THE VICE PRESIDENT: When the President laid out the “15 Days to Slow the Spread,” we believe that we had an opportunity early in the progress of the coronavirus across our country to impact the trajectory of the disease.
It’s significantly lower the number of Americans who would be exposed to it and threatened by serious illness. It’s important to remember most Americans, even those who contract the coronavirus, will fully recover. But for seniors with serious underlying health conditions, with people with serious immunodeficiencies, the threat is real.
And so the President thought it was important, as we focus on areas where we’ve had significant outbreak and we support areas like California and Washington State and New York with specific countermeasures, and support the governors in those states, he thought it was important for every American to take action, as tens of millions are, to help us slow the spread.
But at the end of this 15 days, we’re going to get with our experts, we’re going to evaluate ways in which we might be able to adjust that guidance for the American people.
But those measures, right now, we’re all in the belief that we could impact the trajectory of the curve of the coronavirus in America in a way that would spare many Americans from being exposed or contracting the disease and, of course, save lives. But we’ll look at where we are and we’ll evaluate, based on our health experts, what steps might be possible.
I will tell you — I told the governors today — that in early March we issued guidance for healthcare workers saying that they could return to work even if they’d been exposed to the coronavirus, if they wore a mask for 14 days. Today we fully expect the Coronavirus Task Force to review recommendations for critical infrastructure workers, first responders, those that play a vital role in public safety, in the life of our communities.

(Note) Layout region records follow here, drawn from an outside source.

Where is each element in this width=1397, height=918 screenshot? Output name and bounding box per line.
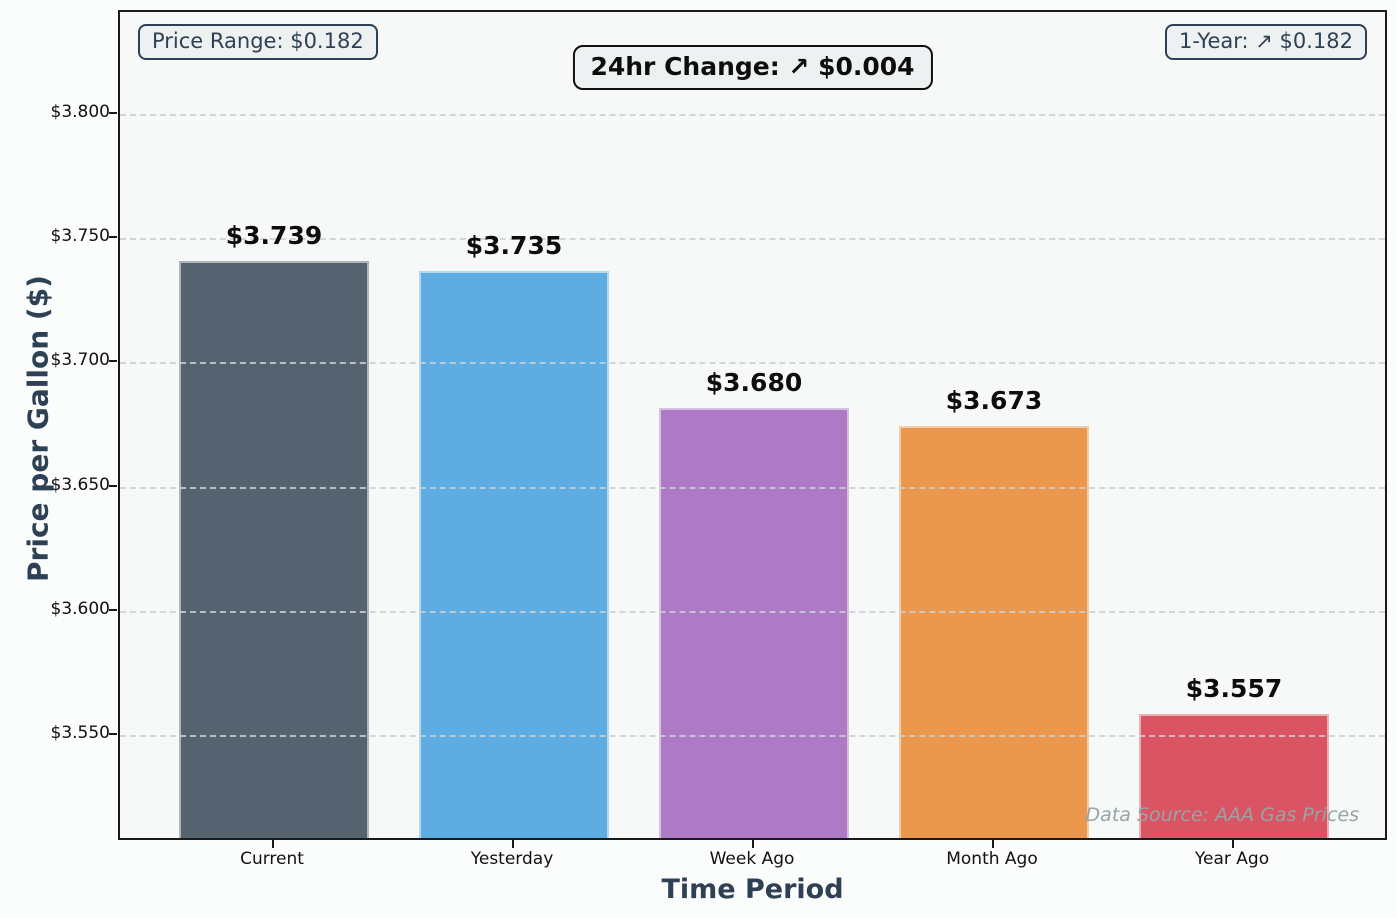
- bar-current: [179, 261, 369, 838]
- bar-year-ago: [1139, 713, 1329, 838]
- y-tick-label: $3.650: [50, 474, 110, 495]
- bar-value-label: $3.673: [945, 385, 1043, 415]
- x-tick-mark: [992, 840, 994, 848]
- x-tick-label: Yesterday: [470, 849, 554, 869]
- x-tick-label: Week Ago: [709, 849, 795, 869]
- x-axis-label: Time Period: [661, 874, 844, 905]
- bar-value-label: $3.739: [225, 221, 323, 251]
- gridline: [120, 735, 1385, 738]
- y-tick-label: $3.750: [50, 226, 110, 247]
- x-tick-mark: [512, 840, 514, 848]
- y-tick-label: $3.600: [50, 598, 110, 619]
- x-tick-mark: [752, 840, 754, 848]
- x-tick-mark: [1232, 840, 1234, 848]
- gridline: [120, 486, 1385, 489]
- y-tick-mark: [109, 111, 117, 114]
- x-tick-mark: [272, 840, 274, 848]
- gridline: [120, 362, 1385, 365]
- y-tick-mark: [109, 484, 117, 487]
- bar-week-ago: [659, 408, 849, 838]
- gridline: [120, 113, 1385, 116]
- x-tick-label: Year Ago: [1194, 849, 1270, 869]
- price-range-annotation: Price Range: $0.182: [138, 24, 378, 60]
- one-year-annotation: 1-Year: ↗ $0.182: [1164, 24, 1367, 60]
- y-tick-label: $3.800: [50, 101, 110, 122]
- y-tick-mark: [109, 236, 117, 239]
- y-tick-label: $3.550: [50, 723, 110, 744]
- data-source-note: Data Source: AAA Gas Prices: [1085, 804, 1359, 826]
- gridline: [120, 610, 1385, 613]
- y-tick-label: $3.700: [50, 350, 110, 371]
- y-tick-mark: [109, 360, 117, 363]
- chart-title: 24hr Change: ↗ $0.004: [572, 45, 933, 90]
- bar-value-label: $3.557: [1185, 673, 1283, 703]
- bar-month-ago: [899, 425, 1089, 838]
- plot-area: $3.739 $3.735 $3.680 $3.673 $3.557 Price Ran…: [118, 10, 1387, 840]
- y-axis-label: Price per Gallon ($): [21, 275, 55, 582]
- x-tick-label: Month Ago: [946, 849, 1038, 869]
- bar-value-label: $3.735: [465, 231, 563, 261]
- x-tick-label: Current: [240, 849, 304, 869]
- bar-value-label: $3.680: [705, 368, 803, 398]
- y-tick-mark: [109, 608, 117, 611]
- gridline: [120, 238, 1385, 241]
- bar-yesterday: [419, 271, 609, 838]
- y-tick-mark: [109, 733, 117, 736]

We’re going to give guidance out of HHS and DHS today about how those workers, even if they’ve been exposed to someone with coronavirus, as long as they don’t have symptoms, would be able to return to work immediately. Wear a mask for two weeks, but otherwise return to the important roles that they play in all of our communities.
Q Are you confident that the Senate can reach a stimulus deal?
THE VICE PRESIDENT: I think this is a very inspiring time across America. You see people coming together as never before in my lifetime. I mean, the American people are rising to the occasion, and it’s time for the United States Senate to do the same.
I mean, the CARE Act will provide direct support to working families. The average family of four could receive up to $3,000 in a direct payment. There’ll be payroll support for businesses for several months that have been impacted by this. There’ll be unemployment insurance support as we see the unemployment insurance rolls swell around the country.
President Trump and I absolutely believe, for the sake of American workers, for the sake of our economy, for the sake of seeing our country through the coronavirus, the Senate and the House must act to pass the CARE Act and pass the CARE Act this week. It’s time they got to work.